Znam realia i wiem, że nie zawsze chce nam się przygotować zupę jak z tego przepisu. Dlatego mam dziś dla Was przepis na bardzo szybką zupę pomidorową, do której możemy dołożyć pulpeciki wołowe (ale bez nich zupa też jest przepyszna).
Co potrzebujemy?
- oliwa (do podsmażenia czosnku i cebulki)
- czosnek (ok. 3 ząbków)
- cebula szalotka (3)
- papryczka chili
- passata pomidorowa (w butelce, ok. 700 ml)

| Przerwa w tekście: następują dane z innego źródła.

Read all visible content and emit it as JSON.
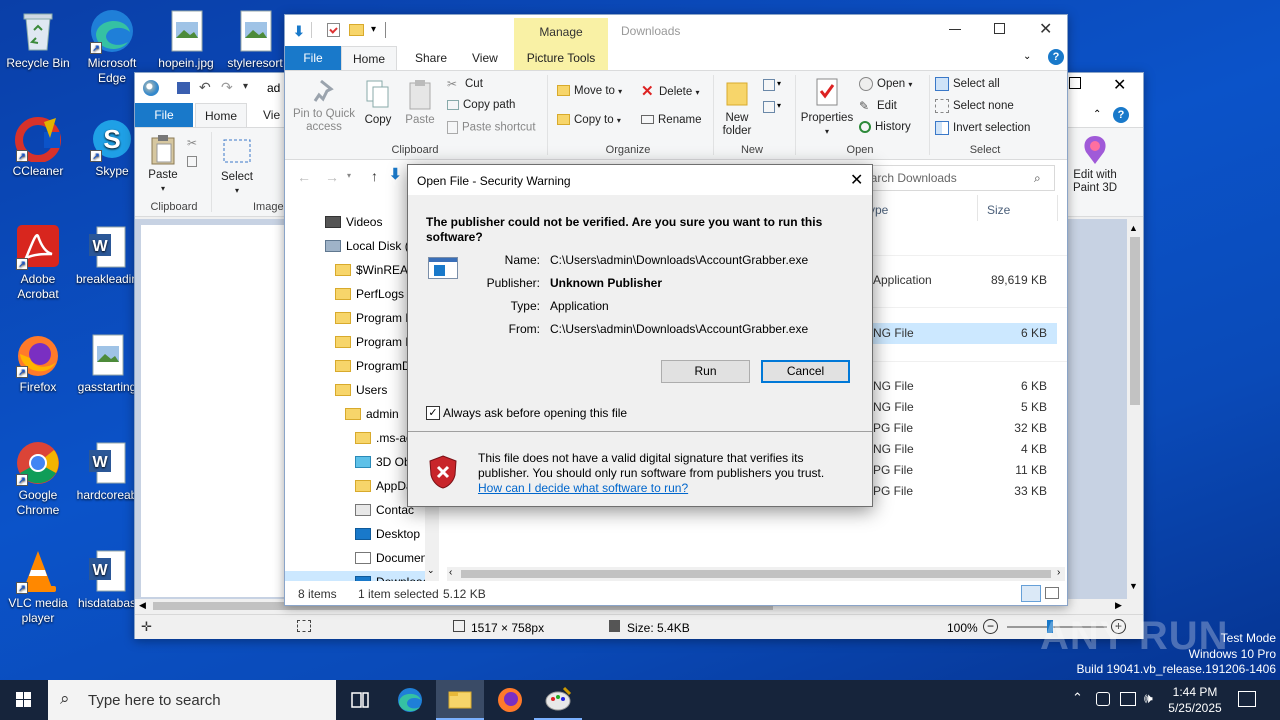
{
  "desktop": {
    "icons": [
      {
        "label": "Recycle Bin",
        "icon": "recycle-bin-icon"
      },
      {
        "label": "Microsoft Edge",
        "icon": "edge-icon"
      },
      {
        "label": "hopein.jpg",
        "icon": "image-file-icon"
      },
      {
        "label": "styleresort",
        "icon": "image-file-icon"
      },
      {
        "label": "CCleaner",
        "icon": "ccleaner-icon"
      },
      {
        "label": "Skype",
        "icon": "skype-icon"
      },
      {
        "label": "Adobe Acrobat",
        "icon": "acrobat-icon"
      },
      {
        "label": "breakleadin",
        "icon": "word-doc-icon"
      },
      {
        "label": "Firefox",
        "icon": "firefox-icon"
      },
      {
        "label": "gasstarting",
        "icon": "image-file-icon"
      },
      {
        "label": "Google Chrome",
        "icon": "chrome-icon"
      },
      {
        "label": "hardcoreab",
        "icon": "word-doc-icon"
      },
      {
        "label": "VLC media player",
        "icon": "vlc-icon"
      },
      {
        "label": "hisdatabas",
        "icon": "word-doc-icon"
      }
    ]
  },
  "back_window": {
    "path_fragment": "ad",
    "tabs": {
      "file": "File",
      "home": "Home",
      "view": "Vie"
    },
    "paste": "Paste",
    "select": "Select",
    "group_clipboard": "Clipboard",
    "group_image": "Image",
    "edit_paint3d": "Edit with Paint 3D",
    "status": {
      "dimensions": "1517 × 758px",
      "size": "Size: 5.4KB",
      "zoom": "100%"
    }
  },
  "explorer": {
    "title": "Downloads",
    "manage_label": "Manage",
    "tabs": {
      "file": "File",
      "home": "Home",
      "share": "Share",
      "view": "View",
      "picture_tools": "Picture Tools"
    },
    "ribbon": {
      "pin": "Pin to Quick access",
      "copy": "Copy",
      "paste": "Paste",
      "cut": "Cut",
      "copy_path": "Copy path",
      "paste_shortcut": "Paste shortcut",
      "move_to": "Move to",
      "copy_to": "Copy to",
      "delete": "Delete",
      "rename": "Rename",
      "new_folder": "New folder",
      "properties": "Properties",
      "open": "Open",
      "edit": "Edit",
      "history": "History",
      "select_all": "Select all",
      "select_none": "Select none",
      "invert_selection": "Invert selection",
      "groups": {
        "clipboard": "Clipboard",
        "organize": "Organize",
        "new": "New",
        "open": "Open",
        "select": "Select"
      }
    },
    "search_placeholder": "earch Downloads",
    "columns": {
      "type": "ype",
      "size": "Size"
    },
    "tree": [
      {
        "label": "Videos",
        "kind": "video-folder"
      },
      {
        "label": "Local Disk (C",
        "kind": "disk"
      },
      {
        "label": "$WinREAg",
        "kind": "folder"
      },
      {
        "label": "PerfLogs",
        "kind": "folder"
      },
      {
        "label": "Program F",
        "kind": "folder"
      },
      {
        "label": "Program F",
        "kind": "folder"
      },
      {
        "label": "ProgramD",
        "kind": "folder"
      },
      {
        "label": "Users",
        "kind": "folder"
      },
      {
        "label": "admin",
        "kind": "folder"
      },
      {
        "label": ".ms-ad",
        "kind": "folder"
      },
      {
        "label": "3D Obje",
        "kind": "3d"
      },
      {
        "label": "AppDat",
        "kind": "folder"
      },
      {
        "label": "Contac",
        "kind": "contacts"
      },
      {
        "label": "Desktop",
        "kind": "desktop"
      },
      {
        "label": "Document",
        "kind": "document"
      },
      {
        "label": "Download",
        "kind": "download"
      }
    ],
    "files": [
      {
        "type": "Application",
        "size": "89,619 KB",
        "selected": false
      },
      {
        "type": "NG File",
        "size": "6 KB",
        "selected": true
      },
      {
        "type": "NG File",
        "size": "6 KB",
        "selected": false
      },
      {
        "type": "NG File",
        "size": "5 KB",
        "selected": false
      },
      {
        "type": "PG File",
        "size": "32 KB",
        "selected": false
      },
      {
        "type": "NG File",
        "size": "4 KB",
        "selected": false
      },
      {
        "type": "PG File",
        "size": "11 KB",
        "selected": false
      },
      {
        "type": "PG File",
        "size": "33 KB",
        "selected": false
      }
    ],
    "status": {
      "items": "8 items",
      "selected": "1 item selected",
      "selected_size": "5.12 KB"
    }
  },
  "dialog": {
    "title": "Open File - Security Warning",
    "heading": "The publisher could not be verified.  Are you sure you want to run this software?",
    "fields": [
      {
        "label": "Name:",
        "value": "C:\\Users\\admin\\Downloads\\AccountGrabber.exe",
        "bold": false
      },
      {
        "label": "Publisher:",
        "value": "Unknown Publisher",
        "bold": true
      },
      {
        "label": "Type:",
        "value": "Application",
        "bold": false
      },
      {
        "label": "From:",
        "value": "C:\\Users\\admin\\Downloads\\AccountGrabber.exe",
        "bold": false
      }
    ],
    "run": "Run",
    "cancel": "Cancel",
    "checkbox_label": "Always ask before opening this file",
    "checkbox_checked": true,
    "warning_text": "This file does not have a valid digital signature that verifies its publisher.  You should only run software from publishers you trust.",
    "help_link": "How can I decide what software to run?"
  },
  "watermark": {
    "brand": "ANY RUN",
    "mode": "Test Mode",
    "edition": "Windows 10 Pro",
    "build": "Build 19041.vb_release.191206-1406"
  },
  "taskbar": {
    "search_placeholder": "Type here to search",
    "time": "1:44 PM",
    "date": "5/25/2025"
  }
}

- 700 ml bulionu (użyłam drobiowego)
- suszone oregano
- sos worcestershire*
- 1/2 łyżeczki suszonego oregano
- 1 łyżeczka sosu worcestershire (opcjonalnie)
- świeża bazylia
- 1 łyżka masła
- 80 ml śmietanki 30%
- do pulpecików: mięso mielone wołowe, sól, pieprz, 2 ząbki czosnku, cebulka szalotka, jajko
Do garnka wlewamy oliwę, obrany i przekrojony na ćwiartki czosnek, wszystko podsmażamy. Dodajemy pokrojoną w kostkę szalotkę, dodajemy pokrojoną papryczkę chili (może być suszona). Smażymy i mieszamy, by nic nam się nie przypaliło.

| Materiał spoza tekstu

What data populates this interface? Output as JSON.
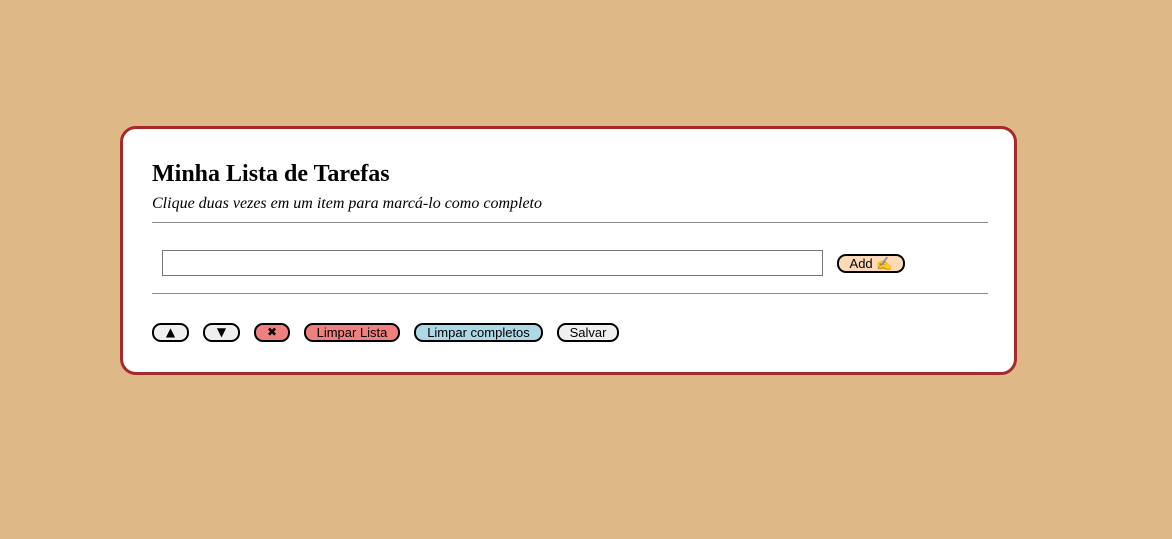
{
  "page": {
    "title": "Minha Lista de Tarefas",
    "subtitle": "Clique duas vezes em um item para marcá-lo como completo"
  },
  "input": {
    "value": "",
    "placeholder": ""
  },
  "buttons": {
    "add_label": "Add ✍",
    "move_up_label": "▲",
    "move_down_label": "▼",
    "remove_label": "✖",
    "clear_list_label": "Limpar Lista",
    "clear_completed_label": "Limpar completos",
    "save_label": "Salvar"
  },
  "colors": {
    "background": "#deb887",
    "card_border": "#a52a2a",
    "add_button": "#ffdab9",
    "danger_button": "#f08080",
    "info_button": "#add8e6",
    "neutral_button": "#efefef"
  }
}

Dodajemy przecier pomidorowy oraz bulion, doprawiamy solą i pieprzem, gotujemy ok. 10 min. Dodajemy oregano, sos worcestershire oraz część bazylii (reszta posłuży do dekoracji). Miksujemy blenderem i jeszcze chwilę gotujemy. Odstawiamy z ognia, dodajemy masło, rozpuszczamy i dodajemy śmietanę. Wszystko mieszamy.
W międzyczasie mięso mielone wołowe wyrabiamy z przeciśniętym przez praskę czosnkiem, pokrojoną drobno szalotką, pieprzem i solą. Dodajemy też jajko. Formujemy pulpeciki, które obsmażamy z obu stron na oliwie. Po podsmażeniu wrzucamy do zupki i gotujemy chwilkę.
*Sos worcestershire to fermentowany sos kulinarny o korzennym smaku i płynnej konsystencji. Jego podstawą jest ocet słodowy, ocet winny i sos powstały w wyniku fermentacji anchois. Nie zawiera cholesterolu, tłuszczów, konserwantów i glutenu oraz zawiera około 80% mniej sodu niż sos sojowy.
Inspiracją do przygotowania zupy była niezastąpiona Kwestia Smaku.